CONGRATS: #Raptors are #NBA Champs! #KawhiLeonard MVP! [vid]




Even as the Raptors celebrate their first NBA championship in franchise history, there will undoubtedly be naysayers downplaying the win because of the circumstances surrounding the victory.

Golden State star Kevin Durant missed the first four games of the series with a right calf injury and tore his Achilles when he returned for Game 5 after his team fell behind 3-1. And with the Warriors in a solid rhythm and vying to knot things at three games apiece in Game 6 Thursday, Klay Thompson’s left knee buckled as he landed following a dunk attempt; the injury would later be revealed to be a torn ACL.

No one in their right mind would ignore the reality of those brutal injuries, or the effect they had on what could have been an even more competitive series. But focusing too much on those issues arguably takes away from something that became clear about Toronto this season: The Raptors regularly took — and more often than not, capitalized on — calculated risks all year long. Those wise gambles played a key role in their success, both in the finals and leading up to it.

Pay close attention, and you’ll notice that Toronto coach Nick Nurse experiments with several things  just enough to engineer an advantage for his team. He illustrated a willingness to try, more than once, some rare defenses that are seen more often at the middle-school level than in the NBA. The 51-year-old, who had coached almost everywhere before this, found success toward the end of Game 2 when he sent his team out to contain Stephen Curry with a box-and-one after Thompson went down that night. Using that look — and holding Curry scoreless with it in Game 2 — helped the Raptors feel comfortable tightening the screws on Curry with the same defensive scheme in Game 6, after Thompson was forced to exit again.



Beyond that, Nurse opted to tweak his second-half starting lineup in Game 3 to include Fred VanVleet over Danny Green, even though Green had hit three triples in the first half. He stuck with that third-period shift the rest of the series, feeling that VanVleet’s ball-handling and stingy perimeter D on Curry was useful to begin the half.

By now, we all know the first two changes the Raptors made, dating back to last summer. Team president Masai Ujiri jettisoned Dwane Casey, who would go on to win Coach of the Year, to replace him with Nurse, who’d never been an NBA head coach. And the executive would later deal away Toronto’s all-time leading scorer, DeMar DeRozan, sending him to the Spurs to get Kawhi Leonard — a move that seems obvious in hindsight, but also carried at least some risk, given Leonard’s quad issues and his unwillingness to commit to Toronto once his deal was up at the end of this season. (Also noteworthy: the Raps didn’t toss someone like Pascal Siakam, who later blossomed into one of the NBA’s most valuable players from a contract standpoint, into the deal to acquire Kawhi. Again, a highly calculated move.)
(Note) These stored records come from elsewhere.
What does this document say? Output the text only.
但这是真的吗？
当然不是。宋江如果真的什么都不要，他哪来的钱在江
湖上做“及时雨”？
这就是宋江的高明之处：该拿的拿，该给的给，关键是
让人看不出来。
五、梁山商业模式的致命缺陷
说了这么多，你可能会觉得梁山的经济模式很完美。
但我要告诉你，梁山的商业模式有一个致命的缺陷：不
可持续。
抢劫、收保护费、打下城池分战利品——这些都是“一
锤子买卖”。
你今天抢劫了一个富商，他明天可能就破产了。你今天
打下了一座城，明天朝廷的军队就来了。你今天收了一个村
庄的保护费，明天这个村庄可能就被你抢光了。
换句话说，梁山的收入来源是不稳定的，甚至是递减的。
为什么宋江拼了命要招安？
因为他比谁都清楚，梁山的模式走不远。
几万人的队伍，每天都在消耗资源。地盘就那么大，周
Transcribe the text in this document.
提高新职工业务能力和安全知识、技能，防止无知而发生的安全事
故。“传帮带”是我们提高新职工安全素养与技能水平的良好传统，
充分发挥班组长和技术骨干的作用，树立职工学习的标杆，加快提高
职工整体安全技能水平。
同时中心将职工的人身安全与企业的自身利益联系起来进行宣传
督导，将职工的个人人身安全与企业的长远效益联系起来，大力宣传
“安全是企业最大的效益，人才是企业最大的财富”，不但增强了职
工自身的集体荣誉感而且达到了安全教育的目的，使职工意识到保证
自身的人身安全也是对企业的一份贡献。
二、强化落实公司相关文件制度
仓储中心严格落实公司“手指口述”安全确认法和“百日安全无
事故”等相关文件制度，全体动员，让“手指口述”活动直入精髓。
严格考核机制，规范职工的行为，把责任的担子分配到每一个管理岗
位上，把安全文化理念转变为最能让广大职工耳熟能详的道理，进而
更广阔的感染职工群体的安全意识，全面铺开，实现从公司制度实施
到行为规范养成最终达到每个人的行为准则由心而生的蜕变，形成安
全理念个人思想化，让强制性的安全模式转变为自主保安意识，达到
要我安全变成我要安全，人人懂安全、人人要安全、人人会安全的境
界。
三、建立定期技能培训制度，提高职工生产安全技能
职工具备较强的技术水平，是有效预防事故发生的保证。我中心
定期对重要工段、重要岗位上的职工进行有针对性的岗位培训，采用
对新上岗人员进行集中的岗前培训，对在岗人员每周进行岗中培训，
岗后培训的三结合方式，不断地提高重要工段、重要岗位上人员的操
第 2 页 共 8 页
Since then, the 27-year-old Leonard has rewarded Ujiri’s gamble by putting himself firmly in the conversation for best player in the world. Kawhi dominated long stretches of the conference semifinal series against the Sixers, then changed the complexion of the conference finals matchup with Milwaukee by taking defensive responsibility for likely league MVP Giannis Antetokounmpo. He moved on to Antetokounmpo for Games 3-6, and Toronto won all four of those contests to reach the finals. All told, Leonard finished with 732 points throughout the playoffs, the third most ever in one postseason — after LeBron James (748) in 2018 and Michael Jordan (759) in 1992.

There’s also something to be said for the Raptors’ split-second decision-making on the court. They were the NBA’s most efficient team in transition, and they bludgeoned the turnover-prone Warriors with that ability in Game 1 (Golden State claimed to not know what to expect that night, because of how long it had been since they’d played one another). Toronto entered the postseason as the league’s best defense at recovering loose balls, and Kawhi made a living in the series off of traveling great distances to come up with momentum-shifting offensive boards.[source]

SO LONG STORY SHORT..this was Toronto’s YEAR to win…and they DID! CONGRATS!